姜言忍着笑,抚了抚他的后背,“姆妈教你,咱们每天认十个生字好不好?”
不太好!
到了家属院,张家屋里再次响起了郑之卉带着两个女儿哭灵的声音。
慕慕吓得一激灵,一把揽住了姜言的脖子:“姆妈——”
“没事、没事……”姜言一下一下拍着儿子的后背。
蒋文昊加班回来了,快步过来,接过侄子:“大嫂,我抱他去外面转转。”
姜言点点头:“别去没灯的地方。”
蒋文昊应了声,抱着小家伙去他们宿舍玩。
姜言去工地转了一圈,回来,有些坐不住,想去医院看看,又怕去了碍事,在屋里转了两圈,姜言敲了敲隔壁的门,问开门出来的明轩:“你爷爷下班回来了吗?”
明轩摇摇头,见她神色不安,面露焦急:“姜姨,是发生什么事了吗?”他吃完饭去菜地浇水,听院坝里有人私下议论,说谢叔叔施工的地方应该出现事故了,回来时,一身的泥泞血污。
又有人说,没在家待,上楼拿了什么,又匆匆跑走了,看去向,应该是去医院了。
姜言深吸了口气,抿唇笑道:“没事。时间不早了,快去休息吧。”
明轩知道保密协议,没敢多问,关门回屋了。
姜言转身走到栏杆前,看向医院的方向,那儿一片灯火通明。
片刻,转身回屋,捅开火,找出小米、红枣、红糖、鸡蛋,开始熬粥,蒸鸡蛋羹。
弄好,端下钢精锅,底部垫一层旧报纸,姜言拿慕慕以前用的小被子将锅包住,抱着出了家门,直奔医院。
手术室的门打开,最后三人被护士从里面推了出来,麻醉没完全过,半昏半睡间,其中一人呻吟出声,脸色苍白,唇上没有一点血色。
孙老上前号了号脉,脸色不是太好。
三位主刀医生随之出来,其中一位摘下口罩道:“麻药退去后,六小时内不能睡死,要时不时叫一叫,别让他们昏迷过去。”
程副师长上前道:“他们仨具体是个什么情况?”
医生捏着口罩,沉默一瞬,声音沉了下来:“我主刀的孙正豪,腰椎、骨盆都有骨折,神经也受了压迫,手术能做的我都做了。接下来几天是危险期,就怕感染、怕内出血、怕并发症。”

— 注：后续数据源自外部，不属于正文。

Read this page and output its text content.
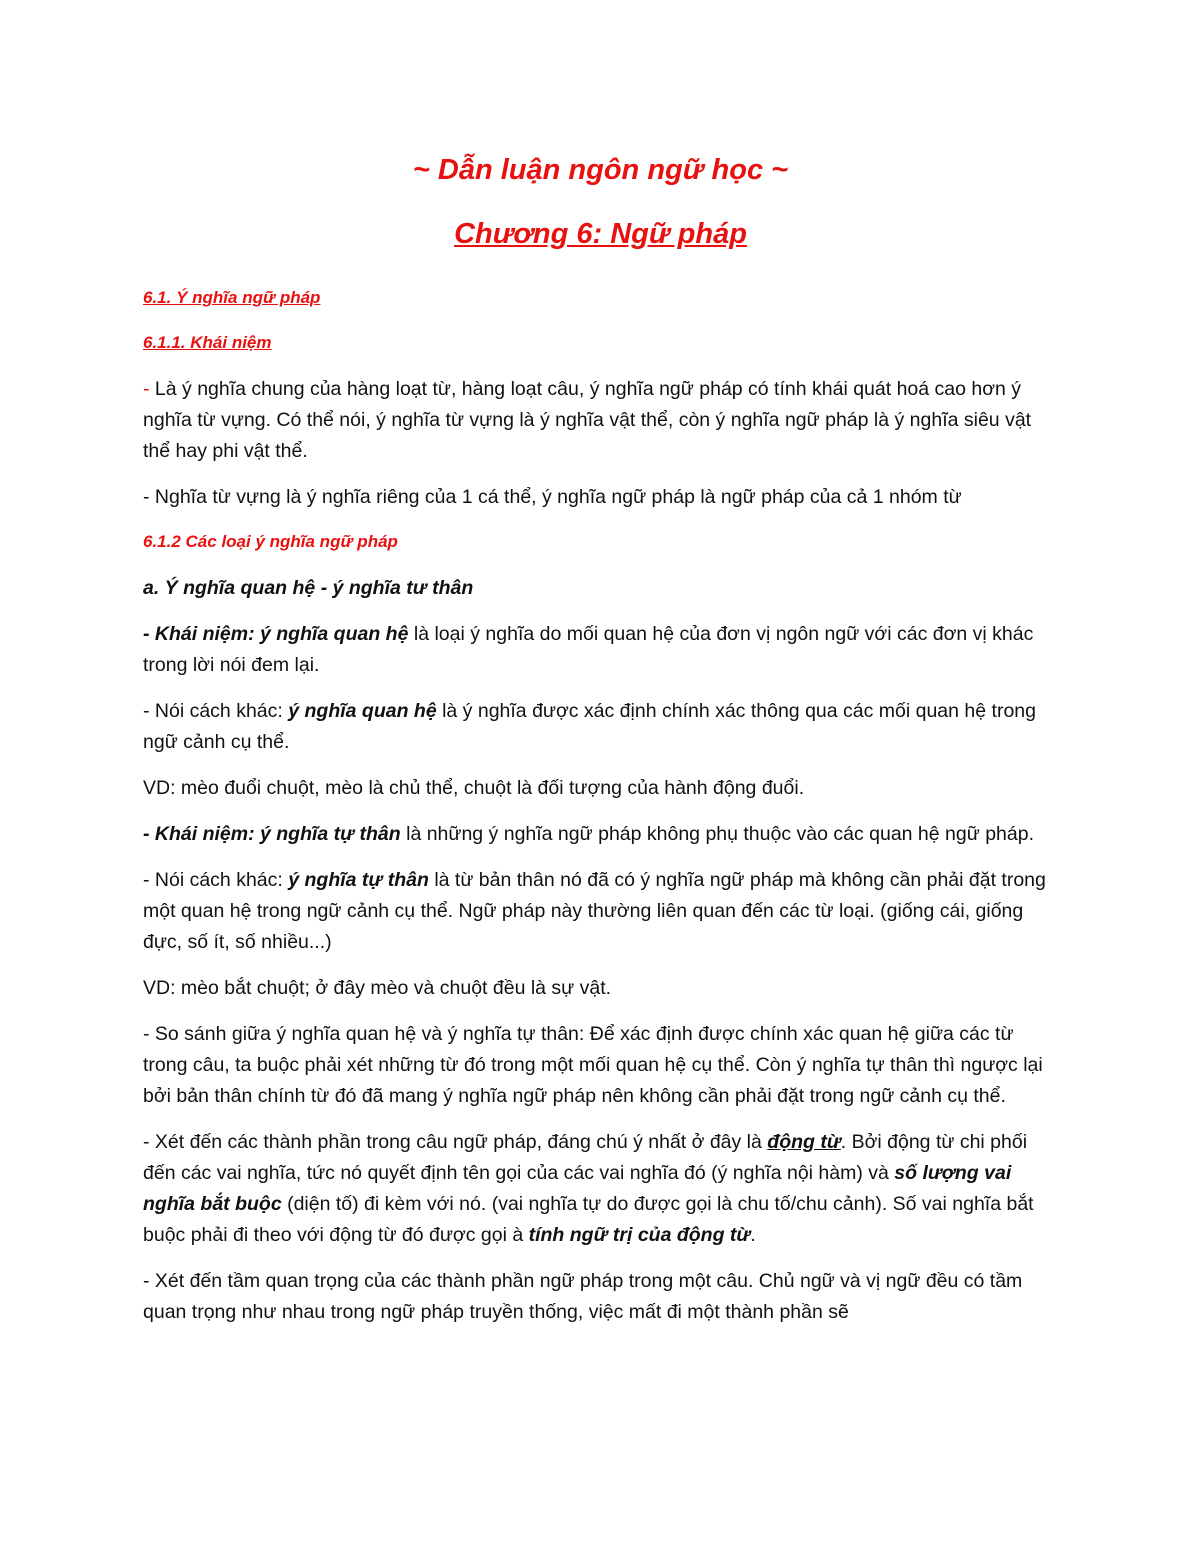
~ Dẫn luận ngôn ngữ học ~
Chương 6: Ngữ pháp
6.1. Ý nghĩa ngữ pháp
6.1.1. Khái niệm

- Là ý nghĩa chung của hàng loạt từ, hàng loạt câu, ý nghĩa ngữ pháp có tính khái quát hoá cao hơn ý nghĩa từ vựng. Có thể nói, ý nghĩa từ vựng là ý nghĩa vật thể, còn ý nghĩa ngữ pháp là ý nghĩa siêu vật thể hay phi vật thể.

- Nghĩa từ vựng là ý nghĩa riêng của 1 cá thể, ý nghĩa ngữ pháp là ngữ pháp của cả 1 nhóm từ

6.1.2 Các loại ý nghĩa ngữ pháp

a. Ý nghĩa quan hệ - ý nghĩa tư thân

- Khái niệm: ý nghĩa quan hệ là loại ý nghĩa do mối quan hệ của đơn vị ngôn ngữ với các đơn vị khác trong lời nói đem lại.

- Nói cách khác: ý nghĩa quan hệ là ý nghĩa được xác định chính xác thông qua các mối quan hệ trong ngữ cảnh cụ thể.

VD: mèo đuổi chuột, mèo là chủ thể, chuột là đối tượng của hành động đuổi.

- Khái niệm: ý nghĩa tự thân là những ý nghĩa ngữ pháp không phụ thuộc vào các quan hệ ngữ pháp.

- Nói cách khác: ý nghĩa tự thân là từ bản thân nó đã có ý nghĩa ngữ pháp mà không cần phải đặt trong một quan hệ trong ngữ cảnh cụ thể. Ngữ pháp này thường liên quan đến các từ loại. (giống cái, giống đực, số ít, số nhiều...)

VD: mèo bắt chuột; ở đây mèo và chuột đều là sự vật.

- So sánh giữa ý nghĩa quan hệ và ý nghĩa tự thân: Để xác định được chính xác quan hệ giữa các từ trong câu, ta buộc phải xét những từ đó trong một mối quan hệ cụ thể. Còn ý nghĩa tự thân thì ngược lại bởi bản thân chính từ đó đã mang ý nghĩa ngữ pháp nên không cần phải đặt trong ngữ cảnh cụ thể.

- Xét đến các thành phần trong câu ngữ pháp, đáng chú ý nhất ở đây là động từ. Bởi động từ chi phối đến các vai nghĩa, tức nó quyết định tên gọi của các vai nghĩa đó (ý nghĩa nội hàm) và số lượng vai nghĩa bắt buộc (diện tố) đi kèm với nó. (vai nghĩa tự do được gọi là chu tố/chu cảnh). Số vai nghĩa bắt buộc phải đi theo với động từ đó được gọi à tính ngữ trị của động từ.

- Xét đến tầm quan trọng của các thành phần ngữ pháp trong một câu. Chủ ngữ và vị ngữ đều có tầm quan trọng như nhau trong ngữ pháp truyền thống, việc mất đi một thành phần sẽ
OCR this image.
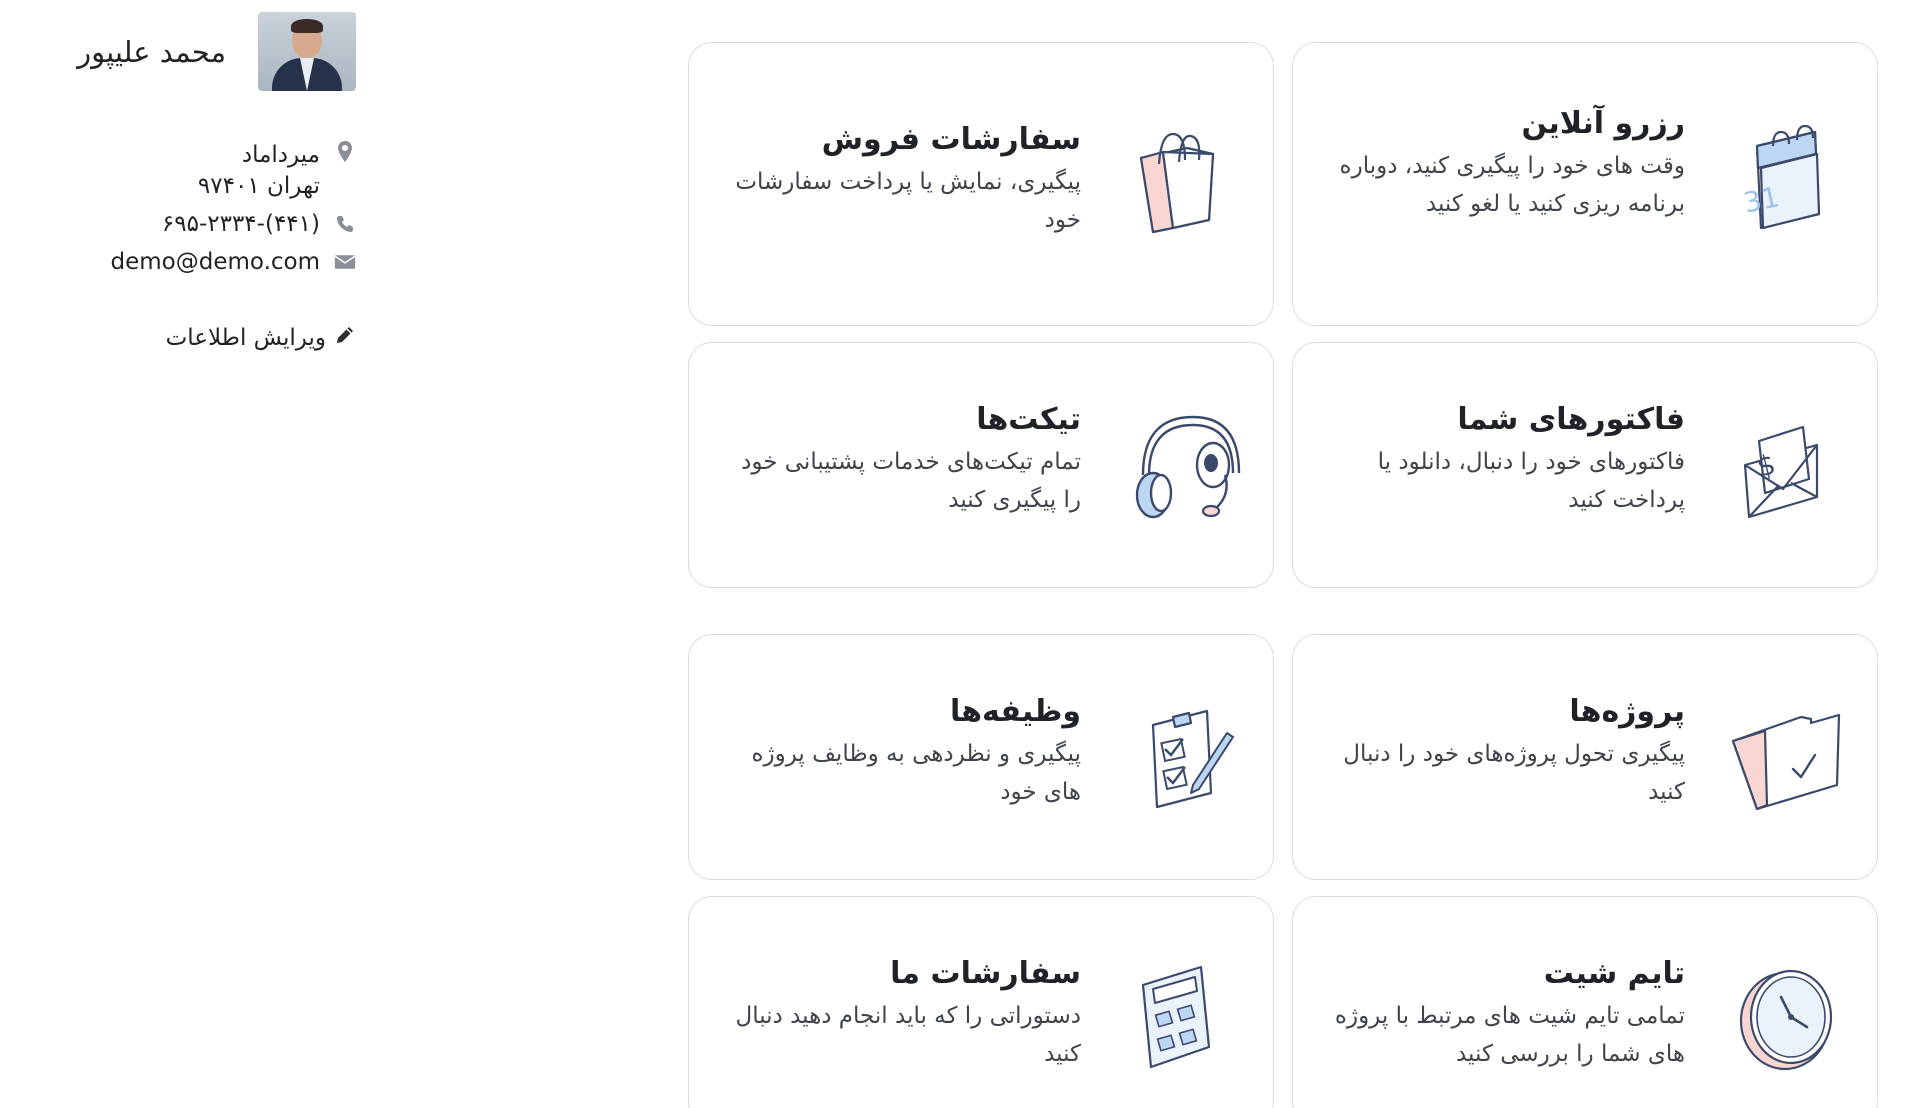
محمد علیپور
میرداماد
تهران ۹۷۴۰۱
(۴۴۱)-۶۹۵-۲۳۳۴
demo@demo.com
ویرایش اطلاعات
31
رزرو آنلاین
وقت های خود را پیگیری کنید، دوباره برنامه ریزی کنید یا لغو کنید
سفارشات فروش
پیگیری، نمایش یا پرداخت سفارشات خود
$
فاکتورهای شما
فاکتورهای خود را دنبال، دانلود یا پرداخت کنید
تیکت‌ها
تمام تیکت‌های خدمات پشتیبانی خود را پیگیری کنید
پروژه‌ها
پیگیری تحول پروژه‌های خود را دنبال کنید
وظیفه‌ها
پیگیری و نظردهی به وظایف پروژه های خود
تایم شیت
تمامی تایم شیت های مرتبط با پروژه های شما را بررسی کنید
سفارشات ما
دستوراتی را که باید انجام دهید دنبال کنید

程副师长眉头紧锁:“以后呢?还能不能站起来、上工?”
医生疲惫地捏捏眉心:“重活是肯定干不了了。以后阴天下雨、受凉受累,腰和腿都会疼。”
另两位伤势稍轻些,可就算康复了,想回现在高强度的工作岗位,别想了,有文化还好,可以进厂转文职,就怕文化低。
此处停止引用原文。